Journal of Tort Law
- Discipline: Tort law
- Language: English
- Edited by: Ellen Bublick and Greg Keating

Publication details
- History: 2006-present
- Publisher: De Gruyter, formerly Berkeley Electronic Press (United States, Germany)
- Frequency: Biannually

Standard abbreviations
- Bluebook: J. Tort L.
- ISO 4: J. Tort Law

Indexing
- ISSN: 1932-9148

Links
- Journal homepage;

= Journal of Tort Law =

The Journal of Tort Law is a peer-reviewed law review covering tort law. The Journal of Tort Law was established in 2006. It was initially published online by the Berkeley Electronic Press and currently published by De Gruyter in print and online.

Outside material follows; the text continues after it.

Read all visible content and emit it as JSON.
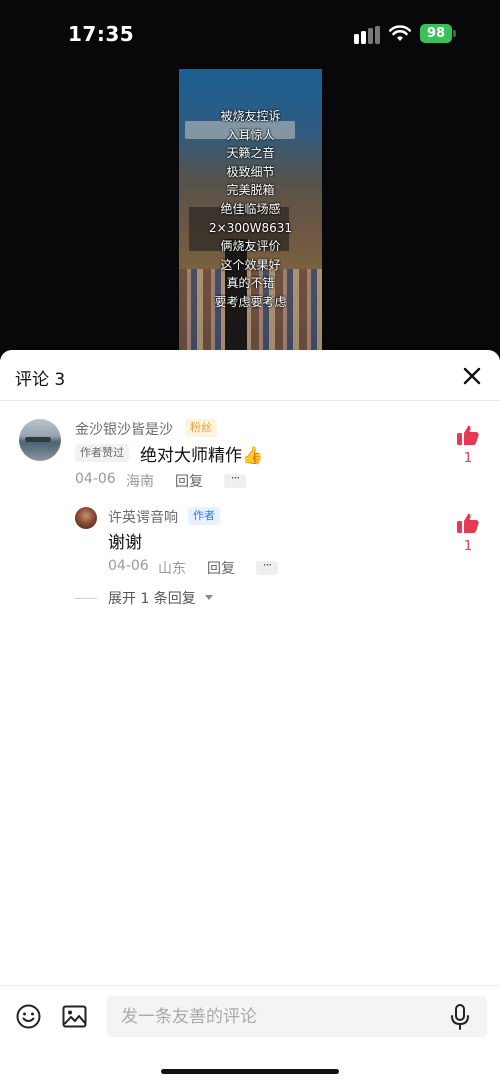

Founded by Jules Coleman (Yale), and formerly edited by John C. P. Goldberg and Christopher Robinette, its current editors are Ellen Bublick, from the Sandra Day O'Connor College of Law at Arizona State University, and Greg Keating from the USC Gould School of Law and the USC Department of Philosophy;. Bublick and Keating came to the Journal after serving as Torts Section Editors of the Torts JOTWELL Blog.

The Editorial Board members are Mark A. Geistfeld (NYU School of Law); John C.P. Goldberg (Harvard Law School); Ronen Perry (University of Haifa Faculty of Law); Christopher Robinette, Professor (Southwestern Law School); Catherine M. Sharkey (NYU School of Law); John Witt (Yale Law School); and Benjamin Zipursky (Fordham Law School). The Journal of Tort Law is the premier publisher of original articles about tort law, including articles by Guido Calabresi (Yale), Steve Shavell (Harvard), Deborah Hensler (Stanford), Ken Abraham and Ted White (Virginia), and many other luminaries.

The Journal of Tort Law is a peer-reviewed academic journal, committed to methodological pluralism. JTL publishes cutting-edge scholarship in tort theory and jurisprudence from a range of interdisciplinary perspectives: comparative, doctrinal, economic, empirical, historical, philosophical, and policy-oriented. JTL increasingly publishes international scholarship as well.  Its citation impact has been independently ranked among the top-tier of American law journals. According to the Washington and Lee Law Journal Ranking, the Journal of Tort Law has the highest impact factor among 7 journals specializing in tort law and was overall ranked 64th among 1087 law journals in 2010. Moreover, JTL papers are available on Westlaw and can be posted on SSRN (as long as a cite to the full JTL article is also listed on the front page of the work).The journal is indexed in Index to Foreign Legal Periodicals, Intute, Scopus, and Westlaw.